The court agreed with counsel to Saraki and others, Mahmoud Magaji, SAN, that the advocacy body that filed the suit was not competent by law to do so.

“I am persuaded to hold that though the plaintiff has a good case, promoting the rule of law, regulating the unlawful defection of legislators amongst others, the plaintiff has no locus standi to institute the suit,” Abang held.

According to Abang, the plaintiff lacked the right to institute the suit because it is not a political party, it is not INEC that monitor and regulates political party, neither is it a member of the constituencies of the defectors nor a registered political party.

Moreso, the court held that the plaintiff did not place anything before it to show that the constituencies are aware of the suit or that it has a special interest far above that of the general public.

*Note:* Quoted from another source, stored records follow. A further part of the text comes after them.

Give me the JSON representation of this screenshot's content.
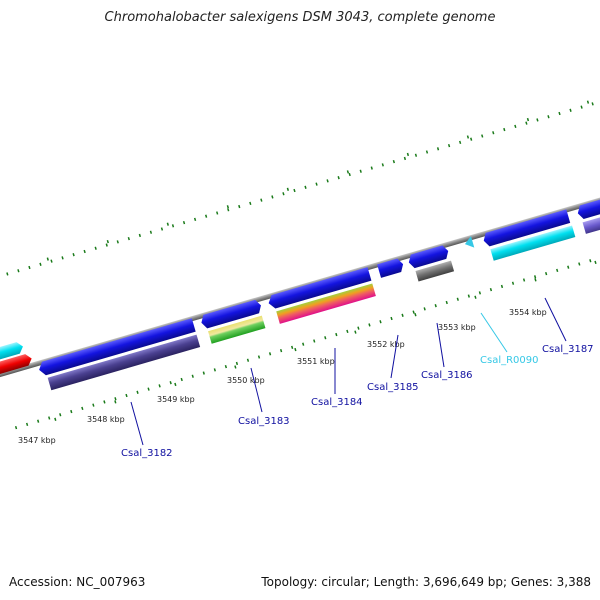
{
  "title": "Chromohalobacter salexigens DSM 3043, complete genome",
  "footer": {
    "accession": "Accession: NC_007963",
    "summary": "Topology: circular; Length: 3,696,649 bp; Genes: 3,388"
  },
  "kbp_labels": [
    "3547 kbp",
    "3548 kbp",
    "3549 kbp",
    "3550 kbp",
    "3551 kbp",
    "3552 kbp",
    "3553 kbp",
    "3554 kbp"
  ],
  "gene_labels": [
    "Csal_3182",
    "Csal_3183",
    "Csal_3184",
    "Csal_3185",
    "Csal_3186",
    "Csal_R0090",
    "Csal_3187"
  ],
  "colors": {
    "cds": "#1414e0",
    "cog_purple": "#4a4090",
    "trna": "#35c8e6",
    "tick": "#1a7a1a",
    "backbone": "#888888"
  }
}
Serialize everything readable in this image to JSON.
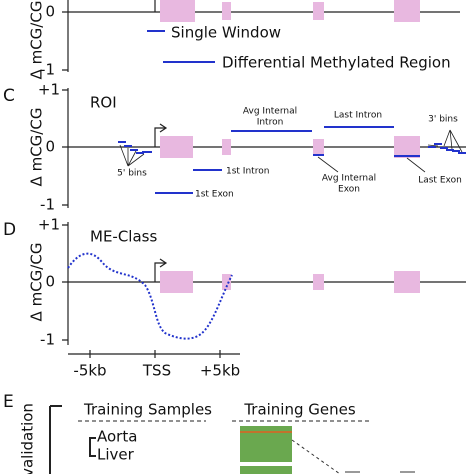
{
  "panel_b": {
    "y_top": "0",
    "y_bottom": "-1",
    "axis_label": "Δ mCG/CG",
    "window_label": "Single Window",
    "dmr_label": "Differential Methylated Region"
  },
  "panel_c": {
    "letter": "C",
    "y_top": "+1",
    "y_mid": "0",
    "y_bottom": "-1",
    "axis_label": "Δ mCG/CG",
    "title": "ROI",
    "labels": {
      "avg_intron_1": "Avg Internal",
      "avg_intron_2": "Intron",
      "last_intron": "Last Intron",
      "bins3": "3' bins",
      "bins5": "5' bins",
      "intron1": "1st Intron",
      "exon1": "1st Exon",
      "avg_exon_1": "Avg Internal",
      "avg_exon_2": "Exon",
      "last_exon": "Last Exon"
    }
  },
  "panel_d": {
    "letter": "D",
    "y_top": "+1",
    "y_mid": "0",
    "y_bottom": "-1",
    "axis_label": "Δ mCG/CG",
    "title": "ME-Class",
    "x_left": "-5kb",
    "x_mid": "TSS",
    "x_right": "+5kb"
  },
  "panel_e": {
    "letter": "E",
    "side_label": "validation",
    "samples_title": "Training Samples",
    "genes_title": "Training Genes",
    "sample_1": "Aorta",
    "sample_2": "Liver"
  }
}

Abang further held that the plaintiff in filing the suit failed to involve necessary parties, such as the political parties of the defectors. Based on the forgoing, Justice Abang said, “I have no jurisdiction to determine the case on its merit because the plaintiff though has a good case but lacks locus standi in the case of the 1st, 2nd, 4th to 58th defenfants, the plaintiff case is incompetent, it is struck out.”

He added that to worsen the plaintiff case, it did not obtain the fiat of the Attorney General of the Federation that would conferred power on them to institute the legal action.

Abang held that because the plaintiff lacked locus standi, the court cannot invoke section 68 of the 1999 Constitution against the defectors and declare their seats vacant.

Earlier, while reviewing the submissions of lawyers in the matter, Justice Abang agreed with the plaintiff’s lawyer that the defectors violated the Constitution and ought to have vacated their seats, since there was no division of a kind that can warrant their defection.

Meanwhile, in the matter of Senator Godswill Akpabio, the 3rd defendant, the court held that the matter is subjudice because he ought not to have been joined in the first instance. According to him, the Senator representing Akwa Ibom North West in the National Assembly unlike the others did not defect but moved to another party after he was expelled from the PDP.

He held that haven been expelled from the PDP, he has right to join any political party of his choice in order to continue the good work he is doing for his constituencies.